I hope someone sees this. If not it will be in my next children's book about a boy who loves to count.

Psylife · January 14, 2019 at 11:10 pm

Everything simple is beautiful.

Ata Ayvacı · January 22, 2019 at 2:18 pm

Hi everybody, I am a high school math teacher and my main purpose is to make math easier. So all you need to do is subscribe to my channel.
Join my enjoyful lessons.

Graham Bond · February 1, 2019 at 2:52 am

The music of the Prime Numbers, part 4, Solution.

Йордан Панталеев · March 17, 2019 at 5:59 pm

5:05 "This is off by 0.1%" Actually this is off by about 3%. When using percent it always means proportion to the whole part. And whole part is just 0.032(proper way to write 3.2%), difference is 0.001, which is 3.125%.

A24 Leech Lattice · March 28, 2019 at 10:11 pm

Its crazy how the golden ratio shows up everywhere.

davinci84 · April 6, 2019 at 5:04 pm

Vert good explanation thank you

Algerian Culture and Traditions · June 17, 2019 at 8:36 pm

believe me, with a formula you can regenerate prime numbers such as
9431-9433-9437-9439 from the first

steve bob · August 12, 2019 at 2:25 pm


Dan -Horsenwelles- Williams · October 7, 2019 at 11:19 pm

so the spiral of prime numbers logarithmically results in a limit of pi% prime numbers inside any scaling area when the center is 0?

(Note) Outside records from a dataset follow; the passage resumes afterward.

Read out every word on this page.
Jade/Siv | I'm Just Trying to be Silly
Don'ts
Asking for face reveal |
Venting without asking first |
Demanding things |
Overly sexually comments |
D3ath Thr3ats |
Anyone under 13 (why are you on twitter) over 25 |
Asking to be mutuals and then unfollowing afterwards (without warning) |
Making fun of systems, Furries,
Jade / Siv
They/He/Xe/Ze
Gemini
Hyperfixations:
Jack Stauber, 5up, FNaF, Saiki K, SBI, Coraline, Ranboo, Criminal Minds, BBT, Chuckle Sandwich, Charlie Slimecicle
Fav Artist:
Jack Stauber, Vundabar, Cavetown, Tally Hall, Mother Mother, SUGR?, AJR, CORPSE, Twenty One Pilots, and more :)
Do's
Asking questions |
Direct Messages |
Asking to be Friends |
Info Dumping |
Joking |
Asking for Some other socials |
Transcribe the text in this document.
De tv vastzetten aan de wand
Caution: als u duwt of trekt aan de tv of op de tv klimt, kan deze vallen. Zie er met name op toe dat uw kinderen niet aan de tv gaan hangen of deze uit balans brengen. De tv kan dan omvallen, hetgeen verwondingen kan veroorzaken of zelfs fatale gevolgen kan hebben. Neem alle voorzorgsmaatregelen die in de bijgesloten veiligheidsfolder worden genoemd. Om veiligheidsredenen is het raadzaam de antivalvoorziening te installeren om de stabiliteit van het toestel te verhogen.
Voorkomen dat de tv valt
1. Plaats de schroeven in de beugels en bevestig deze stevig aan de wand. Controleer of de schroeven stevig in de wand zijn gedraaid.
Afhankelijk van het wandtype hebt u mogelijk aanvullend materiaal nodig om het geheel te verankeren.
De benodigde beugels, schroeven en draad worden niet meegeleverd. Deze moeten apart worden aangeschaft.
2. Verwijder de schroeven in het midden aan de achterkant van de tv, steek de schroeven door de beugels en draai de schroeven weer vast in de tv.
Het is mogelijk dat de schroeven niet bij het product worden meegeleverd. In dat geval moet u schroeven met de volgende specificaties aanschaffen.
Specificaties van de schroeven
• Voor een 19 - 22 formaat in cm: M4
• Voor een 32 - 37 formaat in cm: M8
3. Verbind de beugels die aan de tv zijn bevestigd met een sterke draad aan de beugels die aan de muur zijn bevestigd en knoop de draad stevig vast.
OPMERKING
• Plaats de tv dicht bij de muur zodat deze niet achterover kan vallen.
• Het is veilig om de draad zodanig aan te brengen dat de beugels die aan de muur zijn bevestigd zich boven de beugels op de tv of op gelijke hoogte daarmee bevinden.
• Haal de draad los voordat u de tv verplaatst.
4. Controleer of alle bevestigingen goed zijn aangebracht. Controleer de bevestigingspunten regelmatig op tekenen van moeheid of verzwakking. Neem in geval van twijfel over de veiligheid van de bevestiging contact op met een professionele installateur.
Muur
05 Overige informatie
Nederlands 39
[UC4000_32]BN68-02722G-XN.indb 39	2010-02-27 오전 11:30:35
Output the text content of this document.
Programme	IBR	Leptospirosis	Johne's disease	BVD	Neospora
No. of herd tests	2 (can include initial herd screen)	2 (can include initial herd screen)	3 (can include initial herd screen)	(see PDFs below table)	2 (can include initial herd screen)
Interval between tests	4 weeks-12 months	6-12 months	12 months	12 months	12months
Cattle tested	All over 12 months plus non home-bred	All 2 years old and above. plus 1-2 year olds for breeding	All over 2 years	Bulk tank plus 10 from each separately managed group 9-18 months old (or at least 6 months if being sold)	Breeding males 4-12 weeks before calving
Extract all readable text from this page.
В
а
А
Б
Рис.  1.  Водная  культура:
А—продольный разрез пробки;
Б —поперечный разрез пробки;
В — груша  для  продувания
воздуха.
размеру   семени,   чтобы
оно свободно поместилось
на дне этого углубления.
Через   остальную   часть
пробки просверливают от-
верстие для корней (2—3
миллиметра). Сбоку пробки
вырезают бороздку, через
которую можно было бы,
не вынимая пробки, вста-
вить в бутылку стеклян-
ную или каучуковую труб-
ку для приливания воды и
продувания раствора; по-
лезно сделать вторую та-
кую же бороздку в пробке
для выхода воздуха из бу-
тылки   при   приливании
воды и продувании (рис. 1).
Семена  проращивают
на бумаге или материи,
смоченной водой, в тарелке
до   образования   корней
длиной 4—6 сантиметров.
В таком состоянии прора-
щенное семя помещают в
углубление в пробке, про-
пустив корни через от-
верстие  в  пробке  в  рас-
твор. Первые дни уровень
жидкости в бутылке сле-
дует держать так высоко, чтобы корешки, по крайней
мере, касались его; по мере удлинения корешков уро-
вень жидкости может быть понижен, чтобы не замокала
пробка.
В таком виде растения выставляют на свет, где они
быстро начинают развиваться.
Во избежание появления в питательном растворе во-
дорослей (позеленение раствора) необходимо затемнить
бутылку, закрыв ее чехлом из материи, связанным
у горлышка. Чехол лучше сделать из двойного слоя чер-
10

Mehmet Erkan Aktürk · November 18, 2019 at 8:57 pm

1:53 "of the first 1000 integers we find 1229 primes"


Jeffrey Bella · December 5, 2019 at 7:46 am

A~B =/= x(A) ~ x(B)

Ali Adams · December 31, 2019 at 11:35 am

Division is supposed to divide a number into smaller parts.
Dividing a number by 1 leaves it unchanged.
This is why divisibility by 1 must be removed from all definitions.

1 is indivisible. It is the Unit. [think PROTON]
A prime is a number that is divisible by itself only. [think ATOM]
A composite is a number that is divisible by itself and others. [think MOLECULE]

Please read
Good luck to all good people on Earth.